How Not to Sabotage Your Whopping Software Investment
Think you don’t need desktop application support? Think again.
Myth: There is little or no demand for desktop application support (DAS).
Reality: Across industries, the true demand for desktop application support typically ranges between 5 percent and 15 percent of corporate help desk call volume. This includes all DAS issues that are supported underground by information workers across the enterprise.
Myth: The help desk is the best choice for DAS.
Reality: The lack of dedicated DAS has driven demand underground (shadow support, tapping a co-worker). Accordingly, most corporate help desks field minimal DAS calls (less than 3 percent of help desk call volume) involving them in no more than 20 percent of DAS issues across the enterprise.
Myth: We already outsource the help desk and they are handling DAS as part of the arrangement.
Reality: Large outsourcing partners answer the phone with generalists, no different than most internal help desks. In fact, the very nature of such arrangements often invites sub-standard assistance, which reduces demand and drives support underground. DAS requires the kind of specialized application knowledge and familiarity that only comes from taking DAS calls all day long, not a mere “best-effort” attempt at the occasional call.
“Large outsourcing partners answer the phone with generalists, no different than most internal help desks.”
Myth: The incidence of underground support is impossible to quantify.
Reality: Underground support is both measurable and controllable. Typically, information workers invest three hours working to solve a DAS issue on their own or with an in-house help desk. The cost of underground support is staggering. Given the average time spent to solve a DAS issue, the cost equates to approximately $48 to $196 per issue, depending on the salary level of the information worker requiring assistance. And this does not even account for the additional cost of involving a peer or colleague, who is often – if not usually – recruited to help.
Myth: We send our corporate employees through training and so we don’t need DAS.

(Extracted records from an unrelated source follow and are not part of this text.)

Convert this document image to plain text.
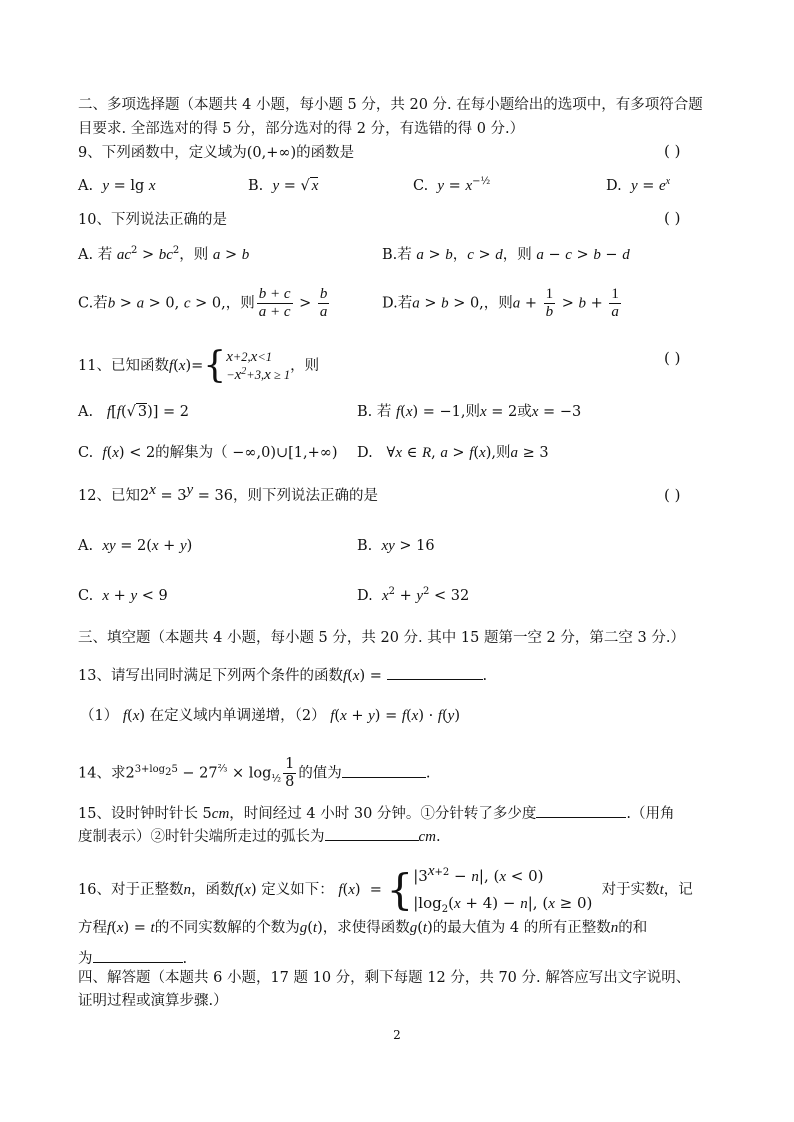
二、多项选择题（本题共 4 小题，每小题 5 分，共 20 分. 在每小题给出的选项中，有多项符合题
目要求. 全部选对的得 5 分，部分选对的得 2 分，有选错的得 0 分.）
9、下列函数中，定义域为(0,+∞)的函数是	( )
A. y = lg x	B. y = √ x	C. $y = x^{-\frac{1}{2}}$	D. $y = e^x$
10、下列说法正确的是	( )
A. 若 $ac^2 > bc^2$，则 a > b	B.若 a > b，c > d，则 a − c > b − d
C.若b > a > 0, c > 0,，则 $\frac{b + c}{a + c} > \frac{b}{a}$	D.若a > b > 0,，则$a + \frac{1}{b} > b + \frac{1}{a}$
11、已知函数f(x)={ x+2,x<1
$-x^2+3,x \ge 1$
，则	( )
A. f[f(√ 3)] = 2	B. 若 f(x) = −1,则x = 2或x = −3
C. f(x) < 2的解集为（ −∞,0)∪[1,+∞) D.   ∀x ∈ R, a > f(x),则a ≥ 3
12、已知$2^x = 3^y = 36$，则下列说法正确的是	( )
A. xy = 2(x + y)	B. xy > 16
C. x + y < 9	D. $x^2 + y^2 < 32$
三、填空题（本题共 4 小题，每小题 5 分，共 20 分. 其中 15 题第一空 2 分，第二空 3 分.）
13、请写出同时满足下列两个条件的函数f(x) =	.
（1） f(x) 在定义域内单调递增，（2） f(x + y) = f(x) · f(y)
14、求$2^{3+log_25} - 27^{\frac{2}{3}} \times \log_{\frac{1}{2}} \frac{1}{8}$ 的值为	.
15、设时钟时针长 5cm，时间经过 4 小时 30 分钟。①分针转了多少度	.（用角
度制表示）②时针尖端所走过的弧长为	cm.
16、对于正整数n，函数f(x) 定义如下： f(x)  = { $|3^{x+2} - n|$, (x < 0)
$|\log_2(x + 4) - n|$, (x ≥ 0)
对于实数t，记
方程f(x) = t的不同实数解的个数为g(t)，求使得函数g(t)的最大值为 4 的所有正整数n的和
为	.
四、解答题（本题共 6 小题，17 题 10 分，剩下每题 12 分，共 70 分. 解答应写出文字说明、
证明过程或演算步骤.）
2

Reality: Training and DAS are related but separate. Training is effective at addressing common and repeated needs, but it is highly ineffective and inefficient at meeting specialized needs at unpredictable times, which is the nature of DAS demand. Often information workers complete training knowing that when the time comes to use a key feature or apply a technique, they may recognize the capability exists but will need assistance to properly execute.